Gynae-oncology Flashcards
Ovarian cancer: Overview
Ovarian cancer is the fifth most common malignancy in females. The peak age of incidence is 60 years and it generally carries a poor prognosis due to late diagnosis.
Ovarian cancer: Pathophysiology
- Around 90% of ovarian cancers are epithelial in origin, with 70-80% of cases being due to serous carcinomas.
- Interestingly, it is now increasingly recognised that the distal end of the fallopian tube is often the site of origin of many ‘ovarian’ cancers.
Ovarian cancer: Risk factors
- Family history: mutations of the BRCA1 or the BRCA2 gene
- Many ovulations*: early menarche, late menopause, nulliparity
*It is traditionally taught that infertility treatment increases the risk of ovarian cancer, as it increases the number of ovulations. Recent evidence however suggests that there is not a significant link. The combined oral contraceptive pill reduces the risk (fewer ovulations) as does having many pregnancies.
Ovarian cancer: Clinical features (5)
Clinical features are notoriously vague:
- abdominal distension and bloating
- abdominal and pelvic pain
- urinary symptoms e.g. Urgency
- early satiety
- diarrhoea
Ovarian cancer: Investigations (2)
- CA125
- NICE recommends a CA125 test is done initially.

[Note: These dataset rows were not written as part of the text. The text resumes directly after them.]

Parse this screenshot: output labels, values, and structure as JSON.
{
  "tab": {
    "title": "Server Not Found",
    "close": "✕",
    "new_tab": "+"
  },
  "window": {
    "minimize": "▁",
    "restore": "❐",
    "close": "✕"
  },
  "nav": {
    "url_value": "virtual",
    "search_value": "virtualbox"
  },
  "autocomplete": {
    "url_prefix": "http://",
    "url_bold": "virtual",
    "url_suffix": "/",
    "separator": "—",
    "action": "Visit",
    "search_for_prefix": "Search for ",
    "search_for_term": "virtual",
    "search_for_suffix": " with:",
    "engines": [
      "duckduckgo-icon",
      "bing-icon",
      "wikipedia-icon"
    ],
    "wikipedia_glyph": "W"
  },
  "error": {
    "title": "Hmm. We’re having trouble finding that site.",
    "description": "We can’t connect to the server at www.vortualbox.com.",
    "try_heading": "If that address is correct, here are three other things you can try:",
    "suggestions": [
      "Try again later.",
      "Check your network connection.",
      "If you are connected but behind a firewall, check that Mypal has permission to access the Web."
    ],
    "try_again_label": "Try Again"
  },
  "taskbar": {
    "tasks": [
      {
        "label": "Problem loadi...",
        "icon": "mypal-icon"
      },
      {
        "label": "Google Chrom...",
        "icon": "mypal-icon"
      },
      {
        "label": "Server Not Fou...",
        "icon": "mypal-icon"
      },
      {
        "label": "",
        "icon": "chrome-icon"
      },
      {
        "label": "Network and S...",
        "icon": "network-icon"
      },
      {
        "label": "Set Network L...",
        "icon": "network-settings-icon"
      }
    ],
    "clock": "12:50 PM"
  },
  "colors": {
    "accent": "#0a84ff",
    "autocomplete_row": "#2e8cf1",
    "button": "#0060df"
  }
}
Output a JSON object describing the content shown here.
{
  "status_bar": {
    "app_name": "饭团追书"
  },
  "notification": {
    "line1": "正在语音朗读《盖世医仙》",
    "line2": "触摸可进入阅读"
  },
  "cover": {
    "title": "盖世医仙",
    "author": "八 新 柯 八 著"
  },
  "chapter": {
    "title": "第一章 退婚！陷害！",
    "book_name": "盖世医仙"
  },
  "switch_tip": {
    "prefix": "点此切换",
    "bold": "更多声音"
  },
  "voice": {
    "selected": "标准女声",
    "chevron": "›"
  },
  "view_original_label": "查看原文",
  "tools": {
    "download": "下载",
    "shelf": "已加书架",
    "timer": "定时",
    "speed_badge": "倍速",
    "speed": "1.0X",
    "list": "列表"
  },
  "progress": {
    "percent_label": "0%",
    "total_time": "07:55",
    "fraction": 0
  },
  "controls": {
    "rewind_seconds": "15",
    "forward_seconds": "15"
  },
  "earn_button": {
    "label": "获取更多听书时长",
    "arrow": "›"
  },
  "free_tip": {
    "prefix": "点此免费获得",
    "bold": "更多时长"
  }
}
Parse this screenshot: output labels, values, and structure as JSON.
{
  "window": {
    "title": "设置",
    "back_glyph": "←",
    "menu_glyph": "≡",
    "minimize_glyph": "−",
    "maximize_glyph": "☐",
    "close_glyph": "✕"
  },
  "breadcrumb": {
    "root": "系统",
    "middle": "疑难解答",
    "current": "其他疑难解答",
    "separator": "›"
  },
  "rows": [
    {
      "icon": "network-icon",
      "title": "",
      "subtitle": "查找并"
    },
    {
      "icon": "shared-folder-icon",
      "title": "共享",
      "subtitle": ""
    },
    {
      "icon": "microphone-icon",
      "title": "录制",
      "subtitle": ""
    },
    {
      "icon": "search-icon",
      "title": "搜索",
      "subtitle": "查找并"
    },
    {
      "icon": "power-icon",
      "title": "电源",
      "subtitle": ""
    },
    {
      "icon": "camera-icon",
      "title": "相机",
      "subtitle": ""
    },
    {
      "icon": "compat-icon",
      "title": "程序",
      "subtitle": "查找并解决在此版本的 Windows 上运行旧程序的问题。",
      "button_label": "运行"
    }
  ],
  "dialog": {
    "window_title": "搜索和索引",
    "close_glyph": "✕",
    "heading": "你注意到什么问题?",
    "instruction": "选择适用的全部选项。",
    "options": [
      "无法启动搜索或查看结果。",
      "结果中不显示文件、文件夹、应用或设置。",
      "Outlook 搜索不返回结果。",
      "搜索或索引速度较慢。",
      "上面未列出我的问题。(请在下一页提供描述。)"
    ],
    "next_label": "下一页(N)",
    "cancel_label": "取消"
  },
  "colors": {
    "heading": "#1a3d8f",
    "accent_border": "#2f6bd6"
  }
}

- Endometriosis, menstruation, benign ovarian cysts and other conditions may also raise the CA125 level
- If the CA125 is raised (35 IU/mL or greater) then an urgent ultrasound scan of the abdomen and pelvis should be ordered
- a CA125 should not be used for screening for ovarian cancer in asymptomatic women - Ultrasound
Ovarian cancer: Diagnosis
Diagnosis is difficult and usually involves diagnostic laparotomy
Ovarian cancer: Management
Usually a combination of surgery and platinum-based chemotherapy
Ovarian cancer: Prognosis
- 80% of women have advanced disease at presentation
- The all stage 5-year survival is 46%
ONCOgenes vs. TUMOUR SUPRESSOR genes
Tumour suppressor genes - loss of function results in an increased risk of cancer
Oncogenes - gain of function results in an increased risk of cancer
Endometrial cancer: Overview
Endometrial cancer is classically seen in post-menopausal women but around 25% of cases occur before the menopause. It usually carries a good prognosis due to early detection.
Endometrial cancer: Risk factors* (9)
- obesity
- nulliparity
- early menarche
- late menopause
- unopposed oestrogen. The addition of a progestogen to oestrogen reduces this risk (e.g. In HRT). The BNF states that the additional risk is eliminated if a progestogen is given continuously
- diabetes mellitus
- tamoxifen
- polycystic ovarian syndrome
- hereditary non-polyposis colorectal carcinoma
*the combined oral contraceptive pill and smoking are protective
Endometrial cancer: Symptoms
- Postmenopausal bleeding is the classic symptom
- Premenopausal women may have a change intermenstrual bleeding
- Pain and discharge are unusual features
Endometrial cancer: Investigations
- Women >= 55 years who present with postmenopausal bleeding should be referred using the suspected cancer pathway
- First-line investigation is trans-vaginal ultrasound - a normal endometrial thickness (< 4 mm) has a high negative predictive value
- Hysteroscopy with endometrial biopsy
Endometrial cancer: Management
- Localised disease is treated with total abdomina hysterectomy with bilateral salpingo-oophorectomy.
- Patients with high-risk disease may have post-operative radiotherapy
- Progestogen therapy is sometimes used in frail elderly women not consider suitable for surgery
Cervical cancer: HPV infection
Human papilloma virus (HPV) infection is the most important risk factor for developing cervical cancer. Subtypes 16,18 & 33 are particularly carcinogenic.
The other most common subtypes (6 & 11) are non-carcinogenic and associated with genital warts.